Jahrzehntelang stützte sich unser Verständnis der Dimensionen des Jupiter auf Daten der Voyager- und Pioneer-Missionen der 1970er Jahre. Dank der Juno-Sonde der NASA und fortschrittlicher Datenverarbeitung haben Wissenschaftler nun unser Wissen über die Größe und Form des Gasriesen mit beispielloser Genauigkeit verfeinert.
Die überarbeiteten Maße
Die neuesten Daten zeigen, dass Jupiters Äquatorradius 71.488 Kilometer (44.421 Meilen) beträgt, während sein Polarradius 66.842 Kilometer erreicht. Dies bedeutet, dass Jupiter am Äquator etwa 4 Kilometer schmaler und an den Polen 12 Kilometer „flacher“ ist als bisher angenommen.
Obwohl diese Anpassungen scheinbar geringfügig sind, sind sie für die Planetenmodellierung von Bedeutung. „Diese wenigen Kilometer sind wichtig“, erklärt Eli Galanti, Planetenforscher am Weizmann Institute of Science. „Durch eine geringfügige Verschiebung des Radius passen unsere Modelle des Jupiterinneren viel besser sowohl zu den Schwerkraftdaten als auch zu atmosphärischen Messungen.“
Wie die neuen Daten erfasst wurden
Die älteren Schätzungen stammen aus der Radiookkultation (RO) – Messung der Art und Weise, wie Jupiters Atmosphäre Radiosignale von den Sonden Voyager und Pioneer beugte.

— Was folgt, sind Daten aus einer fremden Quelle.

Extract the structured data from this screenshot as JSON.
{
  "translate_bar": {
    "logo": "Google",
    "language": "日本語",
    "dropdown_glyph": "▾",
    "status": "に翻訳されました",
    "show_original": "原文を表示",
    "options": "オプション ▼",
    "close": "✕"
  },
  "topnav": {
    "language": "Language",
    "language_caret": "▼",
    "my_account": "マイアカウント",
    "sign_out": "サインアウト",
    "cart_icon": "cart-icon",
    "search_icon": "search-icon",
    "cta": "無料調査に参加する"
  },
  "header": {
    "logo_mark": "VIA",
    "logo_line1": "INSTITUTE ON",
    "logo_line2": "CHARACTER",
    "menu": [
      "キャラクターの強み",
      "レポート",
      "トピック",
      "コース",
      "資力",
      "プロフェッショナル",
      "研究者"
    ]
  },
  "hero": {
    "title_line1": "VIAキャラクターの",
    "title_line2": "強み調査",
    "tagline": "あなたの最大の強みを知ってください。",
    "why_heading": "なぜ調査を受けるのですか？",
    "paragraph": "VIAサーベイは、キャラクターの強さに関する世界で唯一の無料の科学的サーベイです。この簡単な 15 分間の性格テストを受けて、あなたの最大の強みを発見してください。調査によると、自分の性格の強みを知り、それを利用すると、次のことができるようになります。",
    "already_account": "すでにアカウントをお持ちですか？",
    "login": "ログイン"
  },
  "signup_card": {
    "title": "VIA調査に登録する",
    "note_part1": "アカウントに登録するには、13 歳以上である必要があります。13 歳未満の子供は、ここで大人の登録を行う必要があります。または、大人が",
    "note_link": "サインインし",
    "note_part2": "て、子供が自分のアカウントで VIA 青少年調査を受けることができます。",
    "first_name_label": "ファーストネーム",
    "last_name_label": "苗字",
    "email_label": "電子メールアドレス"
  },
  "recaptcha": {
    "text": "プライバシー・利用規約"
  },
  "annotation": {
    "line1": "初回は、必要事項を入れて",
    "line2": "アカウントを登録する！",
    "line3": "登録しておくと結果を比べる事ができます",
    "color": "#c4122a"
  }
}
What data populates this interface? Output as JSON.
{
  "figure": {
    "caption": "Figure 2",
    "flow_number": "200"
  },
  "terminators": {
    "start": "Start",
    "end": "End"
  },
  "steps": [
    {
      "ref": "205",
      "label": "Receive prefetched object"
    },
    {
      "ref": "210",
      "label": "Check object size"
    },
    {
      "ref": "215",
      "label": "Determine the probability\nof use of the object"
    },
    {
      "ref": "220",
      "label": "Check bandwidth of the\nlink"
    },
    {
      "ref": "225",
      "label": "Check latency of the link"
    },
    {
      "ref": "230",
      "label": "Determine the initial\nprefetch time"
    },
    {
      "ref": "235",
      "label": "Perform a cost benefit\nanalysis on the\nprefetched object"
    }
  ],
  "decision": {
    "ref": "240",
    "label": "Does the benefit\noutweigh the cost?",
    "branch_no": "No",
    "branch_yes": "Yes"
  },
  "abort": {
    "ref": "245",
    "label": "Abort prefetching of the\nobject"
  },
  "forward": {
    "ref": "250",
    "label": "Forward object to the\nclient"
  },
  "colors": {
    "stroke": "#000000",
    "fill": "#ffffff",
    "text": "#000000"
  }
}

Den Astronomen standen nur sechs RO-Messungen zur Verfügung, bis die NASA Juno im Jahr 2021 neu positionierte. Diese neue Umlaufbahn ermöglichte regelmäßige RO-Messungen in Kombination mit verbesserten Datenverarbeitungstechniken und lieferte ein klareres Bild der Größe von Jupiter.
Maria Smirnova, eine weitere Planetenforscherin am Weizmann-Institut, stellt fest, dass die Verfolgung der Ausbreitung von Radiosignalen durch die Atmosphäre des Jupiter es Wissenschaftlern ermöglichte, detaillierte Karten seiner Temperatur und Dichte zu erstellen.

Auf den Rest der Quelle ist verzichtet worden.